Article Text

Gastrointestinal surgery in adult patients with cystic fibrosis
  1. Abhiram Sharma1,2,
  2. Alison Morton3,
  3. Daniel Peckham3,
  4. David Jayne1
  1. 1John Goligher Department of Colorectal Surgery, Leeds Teaching Hospitals, Leeds, UK
  2. 2Department of Colorectal Surgery, University Hospital of South Manchester, Manchester, UK
  3. 3Department of Cystic Fibrosis, Leeds Teaching Hospitals, Leeds, UK
  1. Correspondence to Dr Abhiram Sharma, Department of Colorectal Surgery, University Hospital of South Manchester, Manchester, UK; abhisurgery{at}


Objective Gastrointestinal conditions requiring surgical intervention are becoming increasingly frequent in adults with cystic fibrosis (CF) as life expectancy increases. In addition, patients with CF are at risk of specific gastrointestinal complications associated with their disease.
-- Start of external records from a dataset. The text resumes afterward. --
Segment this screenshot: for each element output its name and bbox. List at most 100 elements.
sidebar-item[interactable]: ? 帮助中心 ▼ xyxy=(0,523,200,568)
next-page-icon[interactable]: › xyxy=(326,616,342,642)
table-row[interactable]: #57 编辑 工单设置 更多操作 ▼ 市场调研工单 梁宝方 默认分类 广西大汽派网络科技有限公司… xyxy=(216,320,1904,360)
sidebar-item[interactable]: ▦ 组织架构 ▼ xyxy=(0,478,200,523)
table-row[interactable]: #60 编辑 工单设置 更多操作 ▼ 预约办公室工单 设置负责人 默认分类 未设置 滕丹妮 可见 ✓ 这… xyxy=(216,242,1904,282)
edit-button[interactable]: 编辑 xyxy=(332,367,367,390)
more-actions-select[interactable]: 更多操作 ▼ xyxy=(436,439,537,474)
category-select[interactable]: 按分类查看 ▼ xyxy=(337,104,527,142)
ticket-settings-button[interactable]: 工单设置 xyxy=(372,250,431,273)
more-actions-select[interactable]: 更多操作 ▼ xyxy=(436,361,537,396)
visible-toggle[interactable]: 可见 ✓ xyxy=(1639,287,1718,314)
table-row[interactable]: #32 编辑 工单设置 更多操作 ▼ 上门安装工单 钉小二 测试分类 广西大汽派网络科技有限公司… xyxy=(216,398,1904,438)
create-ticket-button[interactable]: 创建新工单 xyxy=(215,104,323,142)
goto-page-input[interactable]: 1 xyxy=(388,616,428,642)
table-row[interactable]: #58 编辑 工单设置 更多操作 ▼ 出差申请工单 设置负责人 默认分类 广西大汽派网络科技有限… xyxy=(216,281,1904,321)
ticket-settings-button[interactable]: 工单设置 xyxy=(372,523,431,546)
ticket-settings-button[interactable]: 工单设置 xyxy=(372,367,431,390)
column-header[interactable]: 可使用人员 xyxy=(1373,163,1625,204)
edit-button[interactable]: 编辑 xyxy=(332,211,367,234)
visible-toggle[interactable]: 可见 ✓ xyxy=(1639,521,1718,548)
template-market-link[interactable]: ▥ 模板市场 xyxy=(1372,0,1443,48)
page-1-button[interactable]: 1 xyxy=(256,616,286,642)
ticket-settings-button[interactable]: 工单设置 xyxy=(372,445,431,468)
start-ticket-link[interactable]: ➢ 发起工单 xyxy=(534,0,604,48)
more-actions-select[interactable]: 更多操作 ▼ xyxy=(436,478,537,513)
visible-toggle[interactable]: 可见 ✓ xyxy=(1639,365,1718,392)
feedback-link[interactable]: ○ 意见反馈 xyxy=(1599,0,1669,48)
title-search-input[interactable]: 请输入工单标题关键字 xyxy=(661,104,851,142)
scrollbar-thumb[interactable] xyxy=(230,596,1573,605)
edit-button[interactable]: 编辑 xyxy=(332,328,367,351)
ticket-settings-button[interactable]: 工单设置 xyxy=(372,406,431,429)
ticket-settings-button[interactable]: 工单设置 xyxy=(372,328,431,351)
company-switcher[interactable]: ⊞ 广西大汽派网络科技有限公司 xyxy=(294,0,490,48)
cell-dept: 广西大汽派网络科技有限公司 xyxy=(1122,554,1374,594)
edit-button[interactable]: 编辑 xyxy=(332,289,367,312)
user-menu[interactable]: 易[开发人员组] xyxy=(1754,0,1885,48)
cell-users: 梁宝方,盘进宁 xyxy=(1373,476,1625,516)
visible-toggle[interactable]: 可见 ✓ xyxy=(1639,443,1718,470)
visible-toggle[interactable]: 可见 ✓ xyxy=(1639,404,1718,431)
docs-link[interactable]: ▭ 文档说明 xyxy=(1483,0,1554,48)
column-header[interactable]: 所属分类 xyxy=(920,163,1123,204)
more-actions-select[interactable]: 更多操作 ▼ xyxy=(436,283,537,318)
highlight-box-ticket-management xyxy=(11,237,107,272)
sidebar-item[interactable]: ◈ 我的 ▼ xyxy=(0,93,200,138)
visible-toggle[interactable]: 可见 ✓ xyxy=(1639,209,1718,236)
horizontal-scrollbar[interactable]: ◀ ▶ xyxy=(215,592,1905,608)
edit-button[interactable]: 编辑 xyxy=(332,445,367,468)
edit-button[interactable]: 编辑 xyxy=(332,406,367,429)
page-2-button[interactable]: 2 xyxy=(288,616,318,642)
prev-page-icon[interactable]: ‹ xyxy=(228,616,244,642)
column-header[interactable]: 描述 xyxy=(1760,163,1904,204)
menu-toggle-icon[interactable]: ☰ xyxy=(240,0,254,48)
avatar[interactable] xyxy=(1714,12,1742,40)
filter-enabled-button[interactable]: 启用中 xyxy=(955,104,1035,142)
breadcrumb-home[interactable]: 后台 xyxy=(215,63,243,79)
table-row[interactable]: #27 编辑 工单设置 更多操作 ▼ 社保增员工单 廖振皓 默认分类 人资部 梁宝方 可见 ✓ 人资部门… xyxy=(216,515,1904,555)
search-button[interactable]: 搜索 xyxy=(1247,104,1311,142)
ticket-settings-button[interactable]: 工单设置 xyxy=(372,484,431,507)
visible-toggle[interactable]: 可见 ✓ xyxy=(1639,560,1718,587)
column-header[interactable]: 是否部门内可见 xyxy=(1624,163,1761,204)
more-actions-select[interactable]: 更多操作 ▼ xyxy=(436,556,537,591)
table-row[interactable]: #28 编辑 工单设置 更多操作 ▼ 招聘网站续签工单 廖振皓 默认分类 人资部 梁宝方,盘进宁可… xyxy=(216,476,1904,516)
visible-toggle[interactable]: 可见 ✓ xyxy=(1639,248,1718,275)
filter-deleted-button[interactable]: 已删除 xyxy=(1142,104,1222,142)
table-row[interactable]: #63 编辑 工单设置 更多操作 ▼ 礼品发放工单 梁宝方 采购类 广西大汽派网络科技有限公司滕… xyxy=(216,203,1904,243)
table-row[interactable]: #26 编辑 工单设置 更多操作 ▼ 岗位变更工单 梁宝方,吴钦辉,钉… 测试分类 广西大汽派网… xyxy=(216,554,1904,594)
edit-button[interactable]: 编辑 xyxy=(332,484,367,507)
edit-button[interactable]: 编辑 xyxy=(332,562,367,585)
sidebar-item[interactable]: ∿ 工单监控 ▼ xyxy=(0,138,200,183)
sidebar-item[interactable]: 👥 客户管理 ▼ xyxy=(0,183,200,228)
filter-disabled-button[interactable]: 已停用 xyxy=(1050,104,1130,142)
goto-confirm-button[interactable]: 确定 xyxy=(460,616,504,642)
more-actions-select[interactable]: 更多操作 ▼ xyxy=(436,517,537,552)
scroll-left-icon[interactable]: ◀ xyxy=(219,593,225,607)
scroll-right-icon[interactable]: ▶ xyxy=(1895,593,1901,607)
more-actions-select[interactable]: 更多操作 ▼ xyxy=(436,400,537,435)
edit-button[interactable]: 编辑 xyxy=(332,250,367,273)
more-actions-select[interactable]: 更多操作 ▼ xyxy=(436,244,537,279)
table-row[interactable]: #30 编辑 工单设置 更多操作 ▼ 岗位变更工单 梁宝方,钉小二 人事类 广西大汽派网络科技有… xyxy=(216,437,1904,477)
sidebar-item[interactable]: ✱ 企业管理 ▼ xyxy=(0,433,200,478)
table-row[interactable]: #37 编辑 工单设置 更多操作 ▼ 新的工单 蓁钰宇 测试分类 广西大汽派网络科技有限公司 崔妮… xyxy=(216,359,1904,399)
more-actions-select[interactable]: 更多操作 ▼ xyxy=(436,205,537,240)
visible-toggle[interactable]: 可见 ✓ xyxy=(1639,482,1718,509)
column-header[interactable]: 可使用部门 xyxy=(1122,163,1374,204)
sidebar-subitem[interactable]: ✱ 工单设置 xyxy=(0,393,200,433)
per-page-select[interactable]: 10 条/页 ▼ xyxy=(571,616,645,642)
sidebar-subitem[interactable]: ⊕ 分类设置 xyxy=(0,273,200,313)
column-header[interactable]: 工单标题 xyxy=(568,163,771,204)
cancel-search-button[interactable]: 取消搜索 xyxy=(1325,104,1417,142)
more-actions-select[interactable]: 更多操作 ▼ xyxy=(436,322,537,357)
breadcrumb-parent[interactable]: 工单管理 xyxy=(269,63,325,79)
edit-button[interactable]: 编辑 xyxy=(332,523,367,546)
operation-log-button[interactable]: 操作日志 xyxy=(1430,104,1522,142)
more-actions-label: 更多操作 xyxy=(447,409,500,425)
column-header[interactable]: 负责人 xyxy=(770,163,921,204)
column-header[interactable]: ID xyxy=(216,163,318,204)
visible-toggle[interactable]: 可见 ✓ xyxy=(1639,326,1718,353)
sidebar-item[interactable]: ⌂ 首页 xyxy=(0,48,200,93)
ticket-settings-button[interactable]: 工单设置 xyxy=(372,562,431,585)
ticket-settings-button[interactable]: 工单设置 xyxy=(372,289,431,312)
This includes distal intestinal obstruction syndrome (DIOS), which may affect up to 15% of patients, and can present diagnostic and therapeutic challenges. The aim of this study was to determine the nature and frequency of general surgical procedures undertaken in a large cohort of adult CF patients so as to guide future care.

Design The medical records of all surviving adult CF patients followed at a large tertiary referral centre in the UK were scrutinised and details retrieved on those who had undergone abdominal surgery after the age of 16 years.

Results A total of 377 patients with CF were identified from the prospectively held database. Thirty-three patients had undergone 43 abdominal operations. The median age at surgery was 22.7 years (range 16–58 years). The three most commonly performed operations were: surgery for DIOS (n=9); cholecystectomy (n=8) and fundoplication (n=6). A past history of surgically treated meconium ileus at birth was a significant risk factor for requiring surgery for DIOS as an adult.

Conclusions The treatment of DIOS-related complications is one of the main reasons for abdominal surgery in the adult CF population. The general surgical community needs to be increasingly aware of the existence of disease-related gastrointestinal conditions in adult CF patients so that treatment can be optimised.